4 Nisan 2019 Perşembe

selam mavi

selam dostlar.
ben bir daha buraya daha sık gelmek istiyorum demeyeceğim size. ne zaman söylesem gelmeyi kesiyorum çünkü.
bu aralar elimde uğraşacak çok şey var, bu ayın sonunda mezuniyet balomuz yapılacak. aynı zamanda tezim için de son teslim tarihi o aralarda bir yerlerde. bir yandan stajıma ve stajım için yapmam gereken projelere odaklanmam lazım. alttan aldığım dersin gereksizliği de beni epey sıkıyor.
tüm bunlar yetmiyormuş gibi bir de dodie'nin katıldığı, bizleri de davet ettiği escapril etkinliğine katılmaya karar verdim. (okuduğum kitaplar ve izlediğim dizileri saymıyorum bile.)
escapril'de nisan ayının her günü için bir konu başlığı var ve her gün farklı bir başlık altında bir şey üretmek gerekiyor. dodie sanırım bunu şarkı yazmak için kullanıyor, kimileri şiir yazıyor, ben de özlemle beraber hikaye yazıyorum bu konu başlıklarını alıp. üç gündür inanılmaz verimli geçiyor ve daha önce hiç yazmadığım konularda bile kafam çalışıyor. uzun zamandır bu kadar sık kalemimi elime almamıştım, hamlamış olmam bir yana fazlasıyla özlemişim. 

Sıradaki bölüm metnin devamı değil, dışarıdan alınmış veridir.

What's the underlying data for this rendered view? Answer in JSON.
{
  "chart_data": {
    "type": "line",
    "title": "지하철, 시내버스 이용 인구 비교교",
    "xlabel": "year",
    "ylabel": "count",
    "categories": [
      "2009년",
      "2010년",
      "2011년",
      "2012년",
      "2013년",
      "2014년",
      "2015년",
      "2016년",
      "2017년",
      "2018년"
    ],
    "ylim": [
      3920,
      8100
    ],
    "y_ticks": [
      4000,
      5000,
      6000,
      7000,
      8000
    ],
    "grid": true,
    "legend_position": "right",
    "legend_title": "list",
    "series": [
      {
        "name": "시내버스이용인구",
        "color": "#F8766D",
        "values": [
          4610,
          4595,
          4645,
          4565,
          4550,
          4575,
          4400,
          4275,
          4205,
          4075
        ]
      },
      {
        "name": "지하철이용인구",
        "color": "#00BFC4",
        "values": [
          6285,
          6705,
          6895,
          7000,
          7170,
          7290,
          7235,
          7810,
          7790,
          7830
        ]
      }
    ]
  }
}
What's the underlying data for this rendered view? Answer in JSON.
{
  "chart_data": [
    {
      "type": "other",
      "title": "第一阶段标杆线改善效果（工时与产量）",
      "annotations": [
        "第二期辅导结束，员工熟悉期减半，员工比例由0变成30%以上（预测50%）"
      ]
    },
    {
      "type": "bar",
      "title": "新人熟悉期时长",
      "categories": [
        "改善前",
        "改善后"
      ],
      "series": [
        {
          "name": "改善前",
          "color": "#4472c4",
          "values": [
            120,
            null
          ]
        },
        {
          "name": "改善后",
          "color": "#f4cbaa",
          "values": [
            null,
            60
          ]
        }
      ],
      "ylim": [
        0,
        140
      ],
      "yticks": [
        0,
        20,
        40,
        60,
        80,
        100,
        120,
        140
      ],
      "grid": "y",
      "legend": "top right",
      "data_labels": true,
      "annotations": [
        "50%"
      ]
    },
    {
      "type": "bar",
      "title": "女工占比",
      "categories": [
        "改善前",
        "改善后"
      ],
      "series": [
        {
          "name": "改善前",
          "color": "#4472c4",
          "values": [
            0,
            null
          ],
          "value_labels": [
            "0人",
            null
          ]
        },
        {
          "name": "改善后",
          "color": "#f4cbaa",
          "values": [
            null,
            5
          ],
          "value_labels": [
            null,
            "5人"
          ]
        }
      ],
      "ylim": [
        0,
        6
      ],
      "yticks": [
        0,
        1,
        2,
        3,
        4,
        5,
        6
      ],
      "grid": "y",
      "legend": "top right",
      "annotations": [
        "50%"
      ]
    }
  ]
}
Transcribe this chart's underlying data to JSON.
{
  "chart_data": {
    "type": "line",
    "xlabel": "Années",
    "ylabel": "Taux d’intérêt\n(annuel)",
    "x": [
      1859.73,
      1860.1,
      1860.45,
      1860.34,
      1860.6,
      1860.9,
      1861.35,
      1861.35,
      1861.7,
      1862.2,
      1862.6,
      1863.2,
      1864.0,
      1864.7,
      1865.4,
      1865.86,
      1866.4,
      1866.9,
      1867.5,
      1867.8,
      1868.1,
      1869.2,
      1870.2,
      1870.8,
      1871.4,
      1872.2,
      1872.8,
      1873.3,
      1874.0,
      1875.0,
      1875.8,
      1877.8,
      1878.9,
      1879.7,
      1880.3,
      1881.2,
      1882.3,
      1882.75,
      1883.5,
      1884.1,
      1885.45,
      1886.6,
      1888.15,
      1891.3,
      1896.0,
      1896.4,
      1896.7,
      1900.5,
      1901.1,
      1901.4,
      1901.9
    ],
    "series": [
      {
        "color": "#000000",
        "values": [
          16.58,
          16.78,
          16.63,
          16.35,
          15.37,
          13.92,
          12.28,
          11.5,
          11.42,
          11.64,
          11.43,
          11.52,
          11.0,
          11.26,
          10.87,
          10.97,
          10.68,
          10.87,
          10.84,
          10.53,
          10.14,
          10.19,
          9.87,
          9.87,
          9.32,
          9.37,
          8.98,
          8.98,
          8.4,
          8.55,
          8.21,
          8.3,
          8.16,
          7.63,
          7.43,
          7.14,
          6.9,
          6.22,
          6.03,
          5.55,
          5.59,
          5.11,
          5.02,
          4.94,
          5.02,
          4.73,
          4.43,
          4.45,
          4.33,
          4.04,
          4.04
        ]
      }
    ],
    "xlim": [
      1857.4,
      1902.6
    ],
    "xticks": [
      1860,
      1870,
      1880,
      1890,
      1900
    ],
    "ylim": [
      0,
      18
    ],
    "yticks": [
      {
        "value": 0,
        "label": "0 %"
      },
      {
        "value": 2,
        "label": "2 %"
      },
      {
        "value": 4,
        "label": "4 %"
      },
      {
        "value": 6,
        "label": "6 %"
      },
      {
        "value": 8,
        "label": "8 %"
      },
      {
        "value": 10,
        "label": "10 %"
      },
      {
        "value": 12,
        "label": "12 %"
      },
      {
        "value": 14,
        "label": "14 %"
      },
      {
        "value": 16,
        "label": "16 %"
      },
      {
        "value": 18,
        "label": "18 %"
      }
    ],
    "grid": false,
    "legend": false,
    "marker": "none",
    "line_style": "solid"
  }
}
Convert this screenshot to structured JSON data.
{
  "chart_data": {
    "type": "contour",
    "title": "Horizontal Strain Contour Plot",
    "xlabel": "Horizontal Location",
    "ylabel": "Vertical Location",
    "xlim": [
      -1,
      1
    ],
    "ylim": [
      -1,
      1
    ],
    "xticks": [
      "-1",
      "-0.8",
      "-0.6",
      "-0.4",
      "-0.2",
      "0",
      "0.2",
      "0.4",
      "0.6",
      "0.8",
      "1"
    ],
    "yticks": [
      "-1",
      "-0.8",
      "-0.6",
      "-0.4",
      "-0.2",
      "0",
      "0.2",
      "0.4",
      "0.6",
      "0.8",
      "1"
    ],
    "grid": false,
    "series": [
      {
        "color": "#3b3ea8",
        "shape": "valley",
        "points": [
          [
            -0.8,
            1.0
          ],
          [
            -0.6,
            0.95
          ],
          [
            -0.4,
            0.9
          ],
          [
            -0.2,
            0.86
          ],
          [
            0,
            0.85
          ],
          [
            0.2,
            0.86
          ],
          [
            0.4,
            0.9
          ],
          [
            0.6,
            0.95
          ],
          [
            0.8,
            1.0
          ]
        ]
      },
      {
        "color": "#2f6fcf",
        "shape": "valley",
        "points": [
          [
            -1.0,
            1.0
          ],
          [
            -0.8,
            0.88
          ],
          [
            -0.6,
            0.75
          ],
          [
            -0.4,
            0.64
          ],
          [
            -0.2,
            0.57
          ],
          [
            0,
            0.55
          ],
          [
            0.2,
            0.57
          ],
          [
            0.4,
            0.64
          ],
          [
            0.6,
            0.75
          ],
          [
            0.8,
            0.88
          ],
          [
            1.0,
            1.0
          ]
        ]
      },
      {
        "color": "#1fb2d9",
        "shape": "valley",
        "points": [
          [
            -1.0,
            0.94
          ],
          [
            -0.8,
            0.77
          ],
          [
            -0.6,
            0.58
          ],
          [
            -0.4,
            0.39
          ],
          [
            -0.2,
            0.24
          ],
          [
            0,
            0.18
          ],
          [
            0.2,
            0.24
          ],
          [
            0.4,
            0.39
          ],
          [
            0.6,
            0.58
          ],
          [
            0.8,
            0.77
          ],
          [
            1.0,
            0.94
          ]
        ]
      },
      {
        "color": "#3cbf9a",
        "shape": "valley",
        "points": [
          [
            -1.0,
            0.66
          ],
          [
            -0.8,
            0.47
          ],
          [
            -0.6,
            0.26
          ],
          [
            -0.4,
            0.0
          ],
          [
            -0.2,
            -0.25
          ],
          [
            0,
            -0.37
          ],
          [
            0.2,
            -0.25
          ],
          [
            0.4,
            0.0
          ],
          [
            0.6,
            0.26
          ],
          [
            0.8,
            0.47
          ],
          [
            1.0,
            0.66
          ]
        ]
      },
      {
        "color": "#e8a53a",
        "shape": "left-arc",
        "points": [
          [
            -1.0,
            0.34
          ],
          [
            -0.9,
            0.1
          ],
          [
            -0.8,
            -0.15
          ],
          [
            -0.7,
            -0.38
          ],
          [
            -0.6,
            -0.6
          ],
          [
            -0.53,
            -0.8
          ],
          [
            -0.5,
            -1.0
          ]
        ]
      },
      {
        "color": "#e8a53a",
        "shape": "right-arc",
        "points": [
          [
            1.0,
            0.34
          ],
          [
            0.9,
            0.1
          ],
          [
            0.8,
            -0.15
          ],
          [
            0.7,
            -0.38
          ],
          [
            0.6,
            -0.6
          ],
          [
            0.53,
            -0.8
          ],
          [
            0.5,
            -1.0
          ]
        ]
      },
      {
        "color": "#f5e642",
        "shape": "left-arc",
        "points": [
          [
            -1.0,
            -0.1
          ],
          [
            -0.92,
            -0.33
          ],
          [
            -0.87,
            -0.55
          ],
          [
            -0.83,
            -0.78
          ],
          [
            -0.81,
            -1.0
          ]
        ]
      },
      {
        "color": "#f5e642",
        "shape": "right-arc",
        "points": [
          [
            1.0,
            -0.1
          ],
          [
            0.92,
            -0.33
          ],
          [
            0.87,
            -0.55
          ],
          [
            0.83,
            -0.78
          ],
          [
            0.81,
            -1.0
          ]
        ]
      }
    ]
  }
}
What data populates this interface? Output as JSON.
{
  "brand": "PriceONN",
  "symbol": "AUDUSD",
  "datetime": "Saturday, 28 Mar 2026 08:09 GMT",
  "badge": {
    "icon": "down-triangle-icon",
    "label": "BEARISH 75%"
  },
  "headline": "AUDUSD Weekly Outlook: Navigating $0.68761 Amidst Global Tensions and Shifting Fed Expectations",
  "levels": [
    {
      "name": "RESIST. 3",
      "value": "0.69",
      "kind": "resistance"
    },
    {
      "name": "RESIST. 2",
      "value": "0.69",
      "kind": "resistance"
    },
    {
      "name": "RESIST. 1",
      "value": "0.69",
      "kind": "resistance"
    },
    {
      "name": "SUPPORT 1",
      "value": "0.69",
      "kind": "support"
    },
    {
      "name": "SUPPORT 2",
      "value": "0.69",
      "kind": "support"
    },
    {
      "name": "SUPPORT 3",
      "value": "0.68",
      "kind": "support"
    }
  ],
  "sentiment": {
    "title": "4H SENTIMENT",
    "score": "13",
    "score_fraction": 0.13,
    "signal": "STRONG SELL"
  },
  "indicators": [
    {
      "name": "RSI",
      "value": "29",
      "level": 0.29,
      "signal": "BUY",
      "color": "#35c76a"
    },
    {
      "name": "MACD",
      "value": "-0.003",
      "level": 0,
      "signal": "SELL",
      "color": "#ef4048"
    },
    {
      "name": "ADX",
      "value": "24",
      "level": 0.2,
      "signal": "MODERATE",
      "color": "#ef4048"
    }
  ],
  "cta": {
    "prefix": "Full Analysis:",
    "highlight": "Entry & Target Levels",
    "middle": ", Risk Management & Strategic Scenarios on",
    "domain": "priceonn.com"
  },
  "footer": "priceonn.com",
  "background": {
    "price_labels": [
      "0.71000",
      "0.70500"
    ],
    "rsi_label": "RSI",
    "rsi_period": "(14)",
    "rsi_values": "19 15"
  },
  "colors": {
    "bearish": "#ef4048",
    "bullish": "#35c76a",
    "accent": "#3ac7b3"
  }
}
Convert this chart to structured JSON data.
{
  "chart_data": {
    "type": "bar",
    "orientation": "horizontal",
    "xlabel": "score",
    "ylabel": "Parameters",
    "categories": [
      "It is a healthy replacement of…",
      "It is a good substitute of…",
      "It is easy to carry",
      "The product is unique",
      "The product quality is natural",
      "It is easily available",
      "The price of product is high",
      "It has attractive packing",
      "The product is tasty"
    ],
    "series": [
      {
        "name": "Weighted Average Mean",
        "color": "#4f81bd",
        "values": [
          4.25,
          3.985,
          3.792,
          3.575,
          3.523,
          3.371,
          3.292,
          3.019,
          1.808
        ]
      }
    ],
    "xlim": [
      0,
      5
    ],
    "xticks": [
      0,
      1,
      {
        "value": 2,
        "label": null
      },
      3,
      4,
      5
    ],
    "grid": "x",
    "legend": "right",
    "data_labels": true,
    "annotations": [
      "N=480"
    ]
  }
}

kalemimle barışmış olmak beni ziyadesiyle mutlu etse de yapmam gereken diğer şeyleri biraz köşeye sıkıştırdım ve bu yüzden de kafamın arkasında sürekli fısıldayan bir kaygı canavarı var yine. neyse ki yarının konu başlığı da "kaygı". en azından bundan bir şeyler çıkarıp güzel bir şeyler üretebileceğim ehehe.
bu aralar gerçekten kendimi memnun edecek kadar üreticiyim ve hareketlerimi verim alabilecek şekilde ayarlıyorum. haliyle sürekli meşgulüm, sıkılacak vaktim de birkaç ay sonra mezun olacağımı düşünüp dertlenecek vaktim de kalmıyor.
bu yazıyı uzatacak kadar anlatacak bir şeyim de yok açıkçası. hazır kalemi elime almışken uğrayayım dedim ıssız evime. 
bu aralar bir sürü güzel şarkı dinliyorum. keşke hepsini buraya atacak kadar bir sürü yazı yazabilsem ehehehe. bir gün o da olacak, hissediyorum.
escapril süresinde yazdığım hikayelerden birkaçını burada yayınlamak istiyorum. uzun zamandır burada bir şey üretmediğimin farkındayım ve bunu değiştirmenin vakti geldi bence. hatta bence siz de özlediniz benim kalemimi hıh.
haftasonu kısa ve güzel bir hikayeyle sizi bulmaya geleceğim, nisanın sonuna kadar en az dört hikaye yayınlamak niyetindeyim, bakalım bu niyet bizi nerelere sürükleyecek.
sizler nasılsınız? umarım bahar saçlarınızı tatlı tatlı okşamıştır. mavi kalın dostlarım, sizi seviyorum.